Illusions perdues bénéficie d’un budget conséquent (19 millions €). Produit par la vénérable maison Gaumont c’est un film français ambitieux par son sujet et sa réalisation. Xavier Giannoli est un réalisateur remarquable toujours à la recherche de sujet novateur qu’il élabore (scénario, découpage) et tourne avec soin : Marguerite (2015) sur la vie d’une mondaine (inspiré de la vie de la cantatrice américaine Florence Foster Jenkins qui chantait … faux !) ; L’Apparition (2018) sur une jeune femme a qui apparait (ou non) la Vierge Marie. Pour Illusions perdues, le directeur de la photo, le belge Christophe Beaucarne (56 ans) éclaire les scènes intérieures, souvent sombres, par des bougies (et quelques lampes dissimulées) tout en aménageant des espaces où les comédiens peuvent se mouvoir avec naturel. Cependant, il se garde de plagier John Alcott (1930/1986) mythique chef opérateur de Barry Lyndon (1975) de Stanley Kubrick (1928/1999) où ce type d’éclairage abonde. Les costumes confectionnés de Pierre-Jean Larroque sont également remarquables tant ils semblent justes, vrais, dans cette période historique ambigüe de notre pays : la Restauration.
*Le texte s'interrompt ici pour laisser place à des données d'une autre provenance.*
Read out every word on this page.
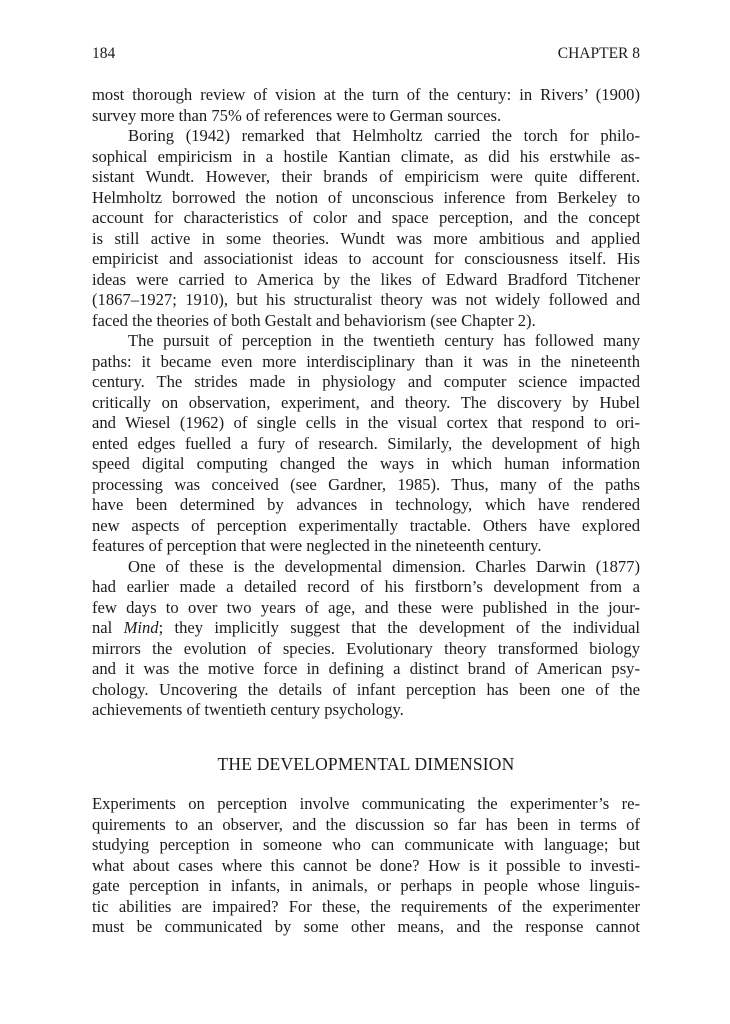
184	CHAPTER 8
most thorough review of vision at the turn of the century: in Rivers’ (1900)
survey more than 75% of references were to German sources.
Boring (1942) remarked that Helmholtz carried the torch for philo-
sophical empiricism in a hostile Kantian climate, as did his erstwhile as-
sistant Wundt. However, their brands of empiricism were quite different.
Helmholtz borrowed the notion of unconscious inference from Berkeley to
account for characteristics of color and space perception, and the concept
is still active in some theories. Wundt was more ambitious and applied
empiricist and associationist ideas to account for consciousness itself. His
ideas were carried to America by the likes of Edward Bradford Titchener
(1867–1927; 1910), but his structuralist theory was not widely followed and
faced the theories of both Gestalt and behaviorism (see Chapter 2).
The pursuit of perception in the twentieth century has followed many
paths: it became even more interdisciplinary than it was in the nineteenth
century. The strides made in physiology and computer science impacted
critically on observation, experiment, and theory. The discovery by Hubel
and Wiesel (1962) of single cells in the visual cortex that respond to ori-
ented edges fuelled a fury of research. Similarly, the development of high
speed digital computing changed the ways in which human information
processing was conceived (see Gardner, 1985). Thus, many of the paths
have been determined by advances in technology, which have rendered
new aspects of perception experimentally tractable. Others have explored
features of perception that were neglected in the nineteenth century.
One of these is the developmental dimension. Charles Darwin (1877)
had earlier made a detailed record of his firstborn’s development from a
few days to over two years of age, and these were published in the jour-
nal Mind; they implicitly suggest that the development of the individual
mirrors the evolution of species. Evolutionary theory transformed biology
and it was the motive force in defining a distinct brand of American psy-
chology. Uncovering the details of infant perception has been one of the
achievements of twentieth century psychology.
THE DEVELOPMENTAL DIMENSION
Experiments on perception involve communicating the experimenter’s re-
quirements to an observer, and the discussion so far has been in terms of
studying perception in someone who can communicate with language; but
what about cases where this cannot be done? How is it possible to investi-
gate perception in infants, in animals, or perhaps in people whose linguis-
tic abilities are impaired? For these, the requirements of the experimenter
must be communicated by some other means, and the response cannot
Tous les acteurs adhèrent avec enthousiasme au projet de ce film ambitieux, hors de la production classique hexagonale par son sujet et le soin apporté à sa fabrication (scénario, découpage, images, sons, montage). Même Gérard Depardieu (Dauriat, l’éditeur analphabète !), présent à l’écran dans quelques courtes scènes, semble croire à son personnage !
Illusions perdues a été présenté en sélection officielle à la Mostra de Venise 2021.